It feels like such a paradox to me.  I continue to be fascinated by the duality.  And lost for an explanation.

On the one hand, all of us are aware of the changes taking place in our society these days. We’ve repeatedly noted that common decency and civility are too rapidly disappearing on a grand scale. This seems most apparent in politics and on social media.

And yet, I don’t think this is the reality most of us notice as we daily encounter the variety of people in our lives.  Is it?  Am I being too Pollyanna here? It doesn’t feel that way.  It’s as if the forest is sick, but the individual trees are all healthy.  Why is this?

I first noticed the broader universality of this experience two summers ago when I spent seven weeks following the Missouri River from its source in Montana to its mouth near St. Louis.  I traveled over 6000 miles through 9 states of the upper Midwest, and I continually ran into the America and the Americans that most of us have grown up with.  By and large, people were consistently and overwhelmingly friendly, courteous, and respectful.   By a long shot.  Some of them became good friends, but all of them were strangers at first.

Moreover, my more recent travel experiences related to that trip (and its resulting book) are strikingly similar.  For the most part, I continue to encounter people who seem to be the proverbial salt-of-the-earth.  There are exceptions of course (especially in vehicles, it seems), but their infrequency seems to prove the rule.

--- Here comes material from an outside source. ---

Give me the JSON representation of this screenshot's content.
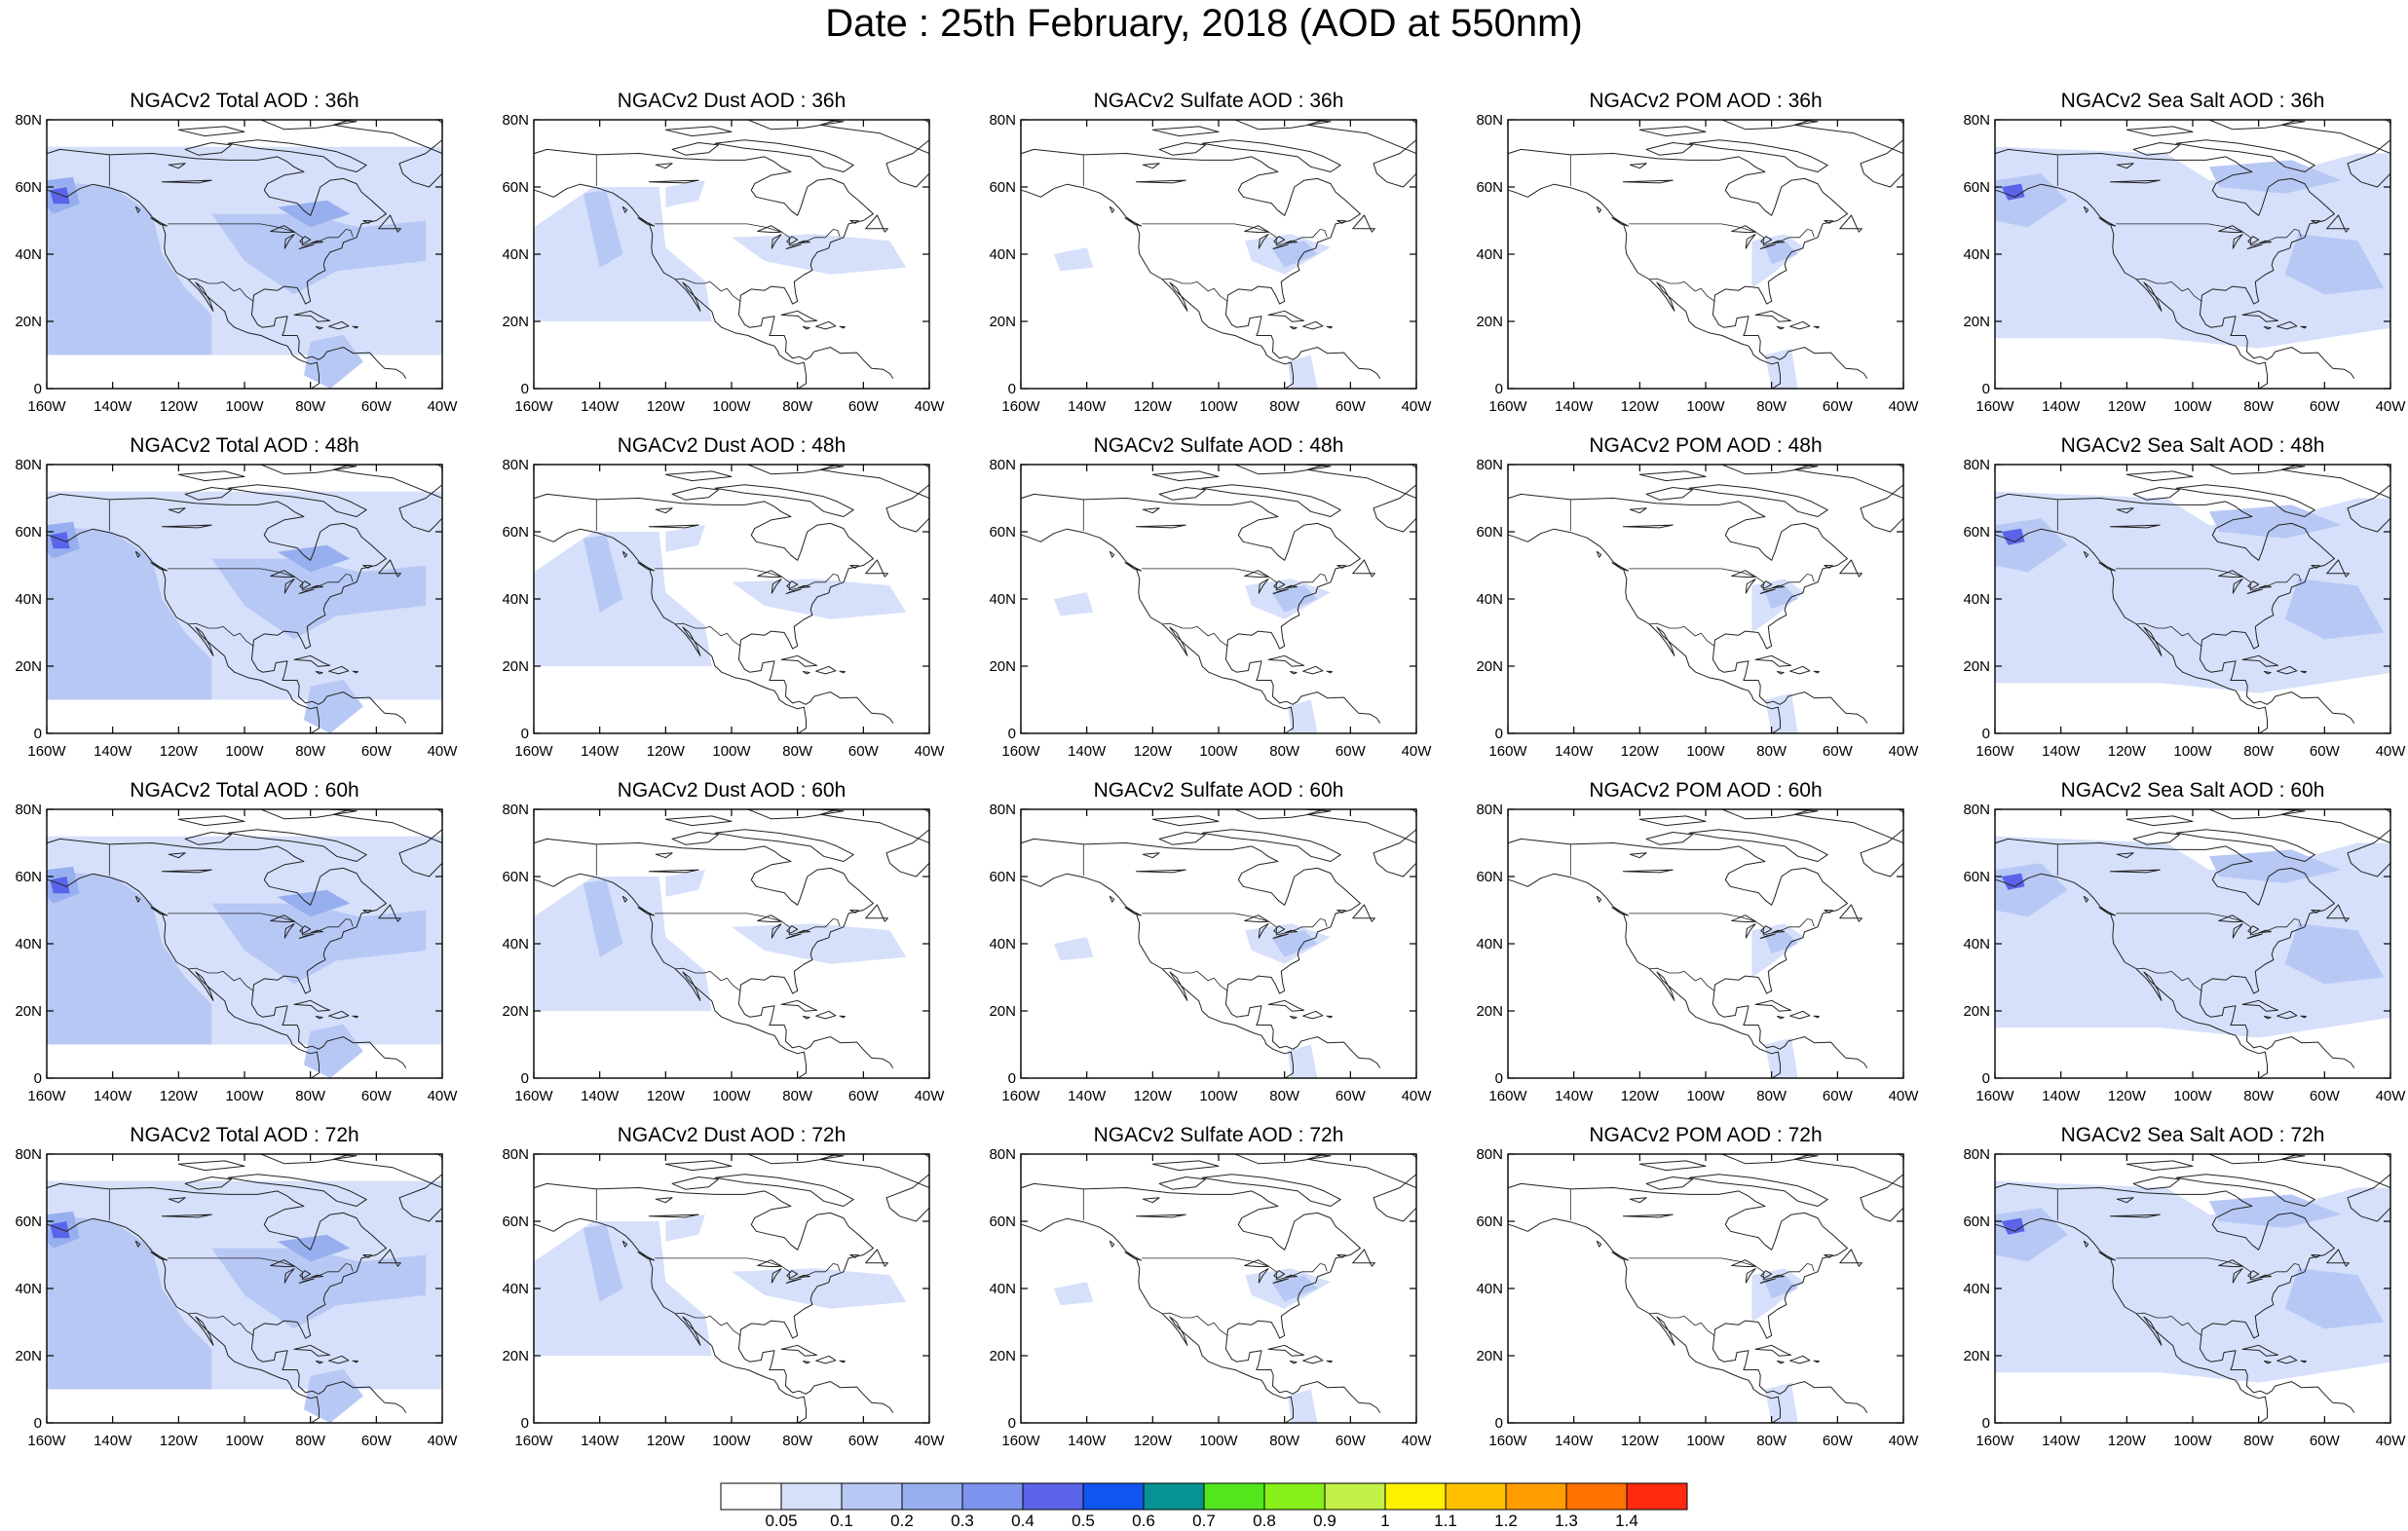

And as an update, since I wrote this over 3 years ago, I should note that I continue to notice the phenomenon.  Invariably, if I bump into someone in (my admittedly limited) social setting – store, building, etc – and say “excuse me”, for example, I continue to get responses like “hey, you’re good, buddy” or “no problem” or “no, my fault”, or whatever.  This seems to me to be true regardless of whether they’re masked or unmasked, male or female or even wearing a MAGA hat or a Biden hat.  The rancor of the political divide seems to disappear in more intimate settings. Am I naive?

How do we explain the gap between the common decency most of us encounter daily, and the kind of rudeness, division, and hatred that seems to exist in politics and on social media?

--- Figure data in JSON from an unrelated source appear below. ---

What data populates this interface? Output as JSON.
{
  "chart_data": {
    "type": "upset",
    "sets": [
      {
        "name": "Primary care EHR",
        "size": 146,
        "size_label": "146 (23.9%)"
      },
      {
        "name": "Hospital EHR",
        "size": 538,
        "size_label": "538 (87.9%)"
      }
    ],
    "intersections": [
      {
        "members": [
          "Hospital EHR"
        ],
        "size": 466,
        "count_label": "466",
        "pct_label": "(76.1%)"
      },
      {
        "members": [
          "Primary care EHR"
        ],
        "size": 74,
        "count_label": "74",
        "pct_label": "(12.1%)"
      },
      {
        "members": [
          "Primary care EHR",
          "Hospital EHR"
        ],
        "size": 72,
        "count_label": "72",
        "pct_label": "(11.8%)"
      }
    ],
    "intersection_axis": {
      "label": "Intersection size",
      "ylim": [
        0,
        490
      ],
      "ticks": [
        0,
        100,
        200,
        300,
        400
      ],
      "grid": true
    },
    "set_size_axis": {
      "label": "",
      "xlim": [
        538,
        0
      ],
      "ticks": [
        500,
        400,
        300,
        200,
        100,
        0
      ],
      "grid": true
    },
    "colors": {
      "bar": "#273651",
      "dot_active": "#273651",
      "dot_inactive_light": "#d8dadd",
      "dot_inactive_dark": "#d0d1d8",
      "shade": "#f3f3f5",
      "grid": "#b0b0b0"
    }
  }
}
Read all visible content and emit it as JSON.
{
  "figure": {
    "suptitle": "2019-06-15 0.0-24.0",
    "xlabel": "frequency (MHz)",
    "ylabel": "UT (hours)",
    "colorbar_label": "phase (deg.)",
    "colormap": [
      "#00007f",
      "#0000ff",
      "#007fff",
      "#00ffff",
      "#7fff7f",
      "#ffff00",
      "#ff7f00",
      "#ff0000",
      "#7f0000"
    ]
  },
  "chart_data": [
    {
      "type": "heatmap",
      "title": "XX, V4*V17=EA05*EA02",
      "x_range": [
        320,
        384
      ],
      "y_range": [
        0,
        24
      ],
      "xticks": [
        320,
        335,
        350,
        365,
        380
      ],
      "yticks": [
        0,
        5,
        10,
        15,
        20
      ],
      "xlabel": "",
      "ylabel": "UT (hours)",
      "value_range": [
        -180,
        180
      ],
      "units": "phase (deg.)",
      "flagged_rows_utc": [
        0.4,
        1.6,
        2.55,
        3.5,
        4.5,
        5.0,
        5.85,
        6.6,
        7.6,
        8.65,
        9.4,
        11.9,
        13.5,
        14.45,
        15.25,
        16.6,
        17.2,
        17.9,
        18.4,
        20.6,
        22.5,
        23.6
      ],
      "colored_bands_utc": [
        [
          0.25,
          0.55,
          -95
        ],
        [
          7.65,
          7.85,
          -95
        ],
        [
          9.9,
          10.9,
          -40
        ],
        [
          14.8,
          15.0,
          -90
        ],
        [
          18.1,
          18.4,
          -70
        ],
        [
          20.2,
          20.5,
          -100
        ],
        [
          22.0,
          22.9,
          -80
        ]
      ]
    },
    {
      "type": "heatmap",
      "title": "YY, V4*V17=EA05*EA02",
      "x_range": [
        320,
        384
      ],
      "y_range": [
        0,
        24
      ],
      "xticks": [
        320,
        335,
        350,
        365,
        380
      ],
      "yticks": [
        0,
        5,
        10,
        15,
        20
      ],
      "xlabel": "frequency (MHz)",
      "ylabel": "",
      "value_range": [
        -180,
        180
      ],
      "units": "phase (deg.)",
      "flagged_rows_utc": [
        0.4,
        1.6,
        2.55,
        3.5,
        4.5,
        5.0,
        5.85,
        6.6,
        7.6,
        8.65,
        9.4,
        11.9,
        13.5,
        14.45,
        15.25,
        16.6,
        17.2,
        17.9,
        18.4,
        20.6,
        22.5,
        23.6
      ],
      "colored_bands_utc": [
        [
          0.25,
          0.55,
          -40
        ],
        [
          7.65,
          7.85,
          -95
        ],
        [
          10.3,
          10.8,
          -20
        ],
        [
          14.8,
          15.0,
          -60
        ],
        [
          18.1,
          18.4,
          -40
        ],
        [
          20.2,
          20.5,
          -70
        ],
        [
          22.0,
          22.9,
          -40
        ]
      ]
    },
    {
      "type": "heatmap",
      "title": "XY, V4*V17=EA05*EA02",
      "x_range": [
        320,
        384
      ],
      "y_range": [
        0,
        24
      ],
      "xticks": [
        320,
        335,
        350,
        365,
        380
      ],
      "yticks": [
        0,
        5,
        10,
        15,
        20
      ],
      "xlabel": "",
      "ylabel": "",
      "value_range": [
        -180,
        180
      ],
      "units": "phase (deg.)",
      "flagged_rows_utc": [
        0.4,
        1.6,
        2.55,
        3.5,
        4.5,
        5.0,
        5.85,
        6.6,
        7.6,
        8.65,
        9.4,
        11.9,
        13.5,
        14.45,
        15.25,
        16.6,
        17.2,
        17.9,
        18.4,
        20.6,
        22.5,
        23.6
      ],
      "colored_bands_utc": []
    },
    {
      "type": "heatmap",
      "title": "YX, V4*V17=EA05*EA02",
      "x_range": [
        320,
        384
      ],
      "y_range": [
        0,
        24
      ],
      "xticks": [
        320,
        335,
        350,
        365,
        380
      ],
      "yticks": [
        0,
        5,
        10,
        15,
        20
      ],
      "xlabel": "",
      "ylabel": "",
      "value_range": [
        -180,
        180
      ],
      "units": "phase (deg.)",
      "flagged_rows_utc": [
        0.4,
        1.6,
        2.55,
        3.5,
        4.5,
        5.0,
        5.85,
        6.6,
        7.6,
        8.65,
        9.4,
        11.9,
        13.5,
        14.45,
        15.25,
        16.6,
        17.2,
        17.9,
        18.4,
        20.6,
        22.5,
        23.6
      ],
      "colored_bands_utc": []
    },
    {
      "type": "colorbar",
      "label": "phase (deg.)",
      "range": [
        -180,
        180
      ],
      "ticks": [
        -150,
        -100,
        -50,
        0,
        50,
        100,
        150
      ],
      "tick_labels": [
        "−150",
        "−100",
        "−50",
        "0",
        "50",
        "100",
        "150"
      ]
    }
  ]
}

Is it social media itself?  Is it that simple?  Do we, as a society and as individuals, continue to be courteous and civil in person most of the time, and then switch hats and change manners when we get online, losing both accountability and eye contact?  Or when we get in situations where we are in power?  I sense some truth there, but surely that’s not the only factor.  Any thoughts out there?

It won’t surprise you to learn that the more I encounter this paradox, the more I wonder.  Is there a role education can play to minimize the growing gap between these personal and societal behaviors?

Perhaps that answer is no, but I don’t think so.  At the same time, this feels like another place where ‘education’ will have a much broader definition than one centered on only schools and classrooms.  Surely, this gap will be more effective as a three-pronged effort among parents, schools, and society in general.   We cannot and should not leave this to schools alone.  Indeed, it is probably true that a youngster’s attitudes towards decency in all situations are influenced as much, if not more, by families and society, than directly by schools.  This is not to minimize the role of schools in continuing to promote and reinforce overall decency.  It is instead to remind us of our own significant roles.

I suspect most of us are discouraged – even cynical – by the obvious decency deficiency that is so apparent in society now.  Perhaps we can take heart from the fact that it seems to be alive and well at our personal daily levels.  And perhaps we can be encouraged that we can play a role in the situation from the inside out, through our own self-awareness and through broader education.